The Obama pick worked at Citi from 2006 until he joined Hillary Clinton’s State Department in January 2009, rising to chief operating officer of the bailed-out bank’s Alternative Investments unit, a Citi division that engaged in proprietary trading and invested in hedge funds and private equity groups. The Huffington Post reported in July that Lew’s unit invested in a hedge fund king who made billions correctly predicting that U.S. homeowners would not be able to make their mortgage payments.
Lew made millions at Citi, including a bonus of nearly $950,000 in 2009 just a few months after the bank received billions of dollars in a taxpayer rescue, according to disclosure forms filed with the federal government. The bank is still partly owned by taxpayers.
During two separate hearings last Thursday, neither the Senate’s Budget Committee nor its Homeland Security and Governmental Affairs Committee bothered to ask a single question about Lew’s tenure at Citigroup, transcripts of the proceedings show.
The White House declined to clarify Lew’s remarks from last week, instead writing in an e-mail that "Mr. Lew gave a nuanced and thoughtful answer to a question on a matter on which he, admittedly, is not an expert," said Kenneth Baer, communications director for OMB.

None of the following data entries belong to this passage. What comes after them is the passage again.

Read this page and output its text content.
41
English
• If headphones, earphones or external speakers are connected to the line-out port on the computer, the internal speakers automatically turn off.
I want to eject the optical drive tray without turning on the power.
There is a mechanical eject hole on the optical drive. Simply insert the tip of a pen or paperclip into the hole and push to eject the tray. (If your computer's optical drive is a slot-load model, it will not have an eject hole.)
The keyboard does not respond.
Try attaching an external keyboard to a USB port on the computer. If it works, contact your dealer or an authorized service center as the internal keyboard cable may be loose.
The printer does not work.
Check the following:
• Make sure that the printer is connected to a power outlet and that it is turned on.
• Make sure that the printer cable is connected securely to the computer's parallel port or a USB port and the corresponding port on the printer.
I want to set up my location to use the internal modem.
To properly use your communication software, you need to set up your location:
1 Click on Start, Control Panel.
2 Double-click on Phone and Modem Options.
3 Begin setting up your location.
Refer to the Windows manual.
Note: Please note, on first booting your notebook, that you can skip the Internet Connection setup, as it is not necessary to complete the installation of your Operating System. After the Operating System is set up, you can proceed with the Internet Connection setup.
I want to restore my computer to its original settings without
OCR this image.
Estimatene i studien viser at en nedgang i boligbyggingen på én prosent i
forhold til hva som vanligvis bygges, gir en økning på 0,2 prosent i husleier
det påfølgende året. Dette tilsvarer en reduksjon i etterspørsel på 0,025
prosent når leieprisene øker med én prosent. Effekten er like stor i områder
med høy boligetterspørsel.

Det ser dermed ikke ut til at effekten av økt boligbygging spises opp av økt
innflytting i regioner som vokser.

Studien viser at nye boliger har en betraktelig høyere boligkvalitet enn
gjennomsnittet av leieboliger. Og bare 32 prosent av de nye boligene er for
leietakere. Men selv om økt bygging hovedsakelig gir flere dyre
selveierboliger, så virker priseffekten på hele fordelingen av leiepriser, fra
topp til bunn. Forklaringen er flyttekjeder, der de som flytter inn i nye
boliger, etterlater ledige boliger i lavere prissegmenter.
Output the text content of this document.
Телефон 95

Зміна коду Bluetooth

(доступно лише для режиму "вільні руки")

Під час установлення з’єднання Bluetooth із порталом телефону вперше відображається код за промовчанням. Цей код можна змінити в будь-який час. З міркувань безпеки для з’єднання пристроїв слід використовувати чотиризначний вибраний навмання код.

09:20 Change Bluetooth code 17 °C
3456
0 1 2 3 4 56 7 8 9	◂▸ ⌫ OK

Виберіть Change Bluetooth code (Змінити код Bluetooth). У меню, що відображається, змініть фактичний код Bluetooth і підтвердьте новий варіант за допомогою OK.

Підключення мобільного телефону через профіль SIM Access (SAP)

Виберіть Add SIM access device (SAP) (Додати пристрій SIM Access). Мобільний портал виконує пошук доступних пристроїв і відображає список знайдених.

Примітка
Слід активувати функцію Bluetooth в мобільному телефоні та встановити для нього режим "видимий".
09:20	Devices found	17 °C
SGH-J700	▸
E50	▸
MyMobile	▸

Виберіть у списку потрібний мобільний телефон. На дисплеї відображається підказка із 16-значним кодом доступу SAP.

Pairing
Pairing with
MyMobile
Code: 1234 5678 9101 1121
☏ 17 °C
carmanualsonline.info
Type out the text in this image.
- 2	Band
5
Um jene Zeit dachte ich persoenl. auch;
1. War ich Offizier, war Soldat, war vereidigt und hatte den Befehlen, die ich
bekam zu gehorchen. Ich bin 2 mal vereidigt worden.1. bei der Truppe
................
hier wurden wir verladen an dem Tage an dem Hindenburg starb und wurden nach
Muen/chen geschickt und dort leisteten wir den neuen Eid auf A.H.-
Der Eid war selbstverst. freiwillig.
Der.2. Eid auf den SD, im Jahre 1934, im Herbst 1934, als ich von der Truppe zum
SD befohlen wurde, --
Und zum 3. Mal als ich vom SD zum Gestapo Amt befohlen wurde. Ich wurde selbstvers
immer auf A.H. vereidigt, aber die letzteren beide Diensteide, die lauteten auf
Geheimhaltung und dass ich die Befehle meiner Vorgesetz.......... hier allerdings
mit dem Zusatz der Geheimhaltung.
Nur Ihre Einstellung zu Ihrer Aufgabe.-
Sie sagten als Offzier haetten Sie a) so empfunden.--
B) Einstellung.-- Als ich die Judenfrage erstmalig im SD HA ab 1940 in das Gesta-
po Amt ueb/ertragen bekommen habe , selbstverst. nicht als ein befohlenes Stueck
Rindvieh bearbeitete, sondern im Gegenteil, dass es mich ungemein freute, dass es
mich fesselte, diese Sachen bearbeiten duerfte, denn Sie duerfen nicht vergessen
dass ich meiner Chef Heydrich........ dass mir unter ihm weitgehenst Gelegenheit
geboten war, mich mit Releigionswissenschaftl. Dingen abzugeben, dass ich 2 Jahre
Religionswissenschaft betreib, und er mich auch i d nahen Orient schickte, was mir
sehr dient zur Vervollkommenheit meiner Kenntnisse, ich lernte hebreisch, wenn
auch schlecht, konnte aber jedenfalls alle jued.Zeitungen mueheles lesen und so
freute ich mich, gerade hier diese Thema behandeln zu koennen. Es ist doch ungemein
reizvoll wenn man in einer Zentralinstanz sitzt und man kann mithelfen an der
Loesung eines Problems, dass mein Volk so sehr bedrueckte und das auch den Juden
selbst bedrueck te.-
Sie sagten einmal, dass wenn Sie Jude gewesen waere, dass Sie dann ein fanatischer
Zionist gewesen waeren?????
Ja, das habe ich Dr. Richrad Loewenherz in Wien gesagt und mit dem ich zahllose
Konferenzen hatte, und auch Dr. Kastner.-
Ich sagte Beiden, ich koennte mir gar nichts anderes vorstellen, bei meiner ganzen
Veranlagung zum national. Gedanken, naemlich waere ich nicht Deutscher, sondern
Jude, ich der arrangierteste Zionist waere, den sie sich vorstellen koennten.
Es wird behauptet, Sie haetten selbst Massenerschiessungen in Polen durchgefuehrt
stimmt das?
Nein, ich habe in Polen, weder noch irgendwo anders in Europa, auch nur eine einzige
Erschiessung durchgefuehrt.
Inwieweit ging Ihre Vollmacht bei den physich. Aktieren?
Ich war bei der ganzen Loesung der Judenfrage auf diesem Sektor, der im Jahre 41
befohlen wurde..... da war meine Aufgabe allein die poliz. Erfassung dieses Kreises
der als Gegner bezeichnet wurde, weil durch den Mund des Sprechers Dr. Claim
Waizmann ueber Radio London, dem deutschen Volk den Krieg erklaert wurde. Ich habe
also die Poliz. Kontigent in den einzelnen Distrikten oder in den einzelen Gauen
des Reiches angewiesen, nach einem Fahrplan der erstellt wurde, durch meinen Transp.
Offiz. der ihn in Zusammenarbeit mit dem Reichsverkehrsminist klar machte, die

While experts agree on most of the several factors that led to the crisis, there remains some debate over the particulars. The causes of the collapse are the subject of an independent commission created by Congress to investigate the roots of the financial crisis. The FCIC’s report is due in December.
And Lew, a longtime public servant, spent just a few years on Wall Street. He also was testifying before Congress, so he may have wanted to be extra cautious when answering questions he may have
been unsure of.But when it comes to the financial crisis and the role played by deregulation, there appears to be little disagreement among members of the Democratic Party.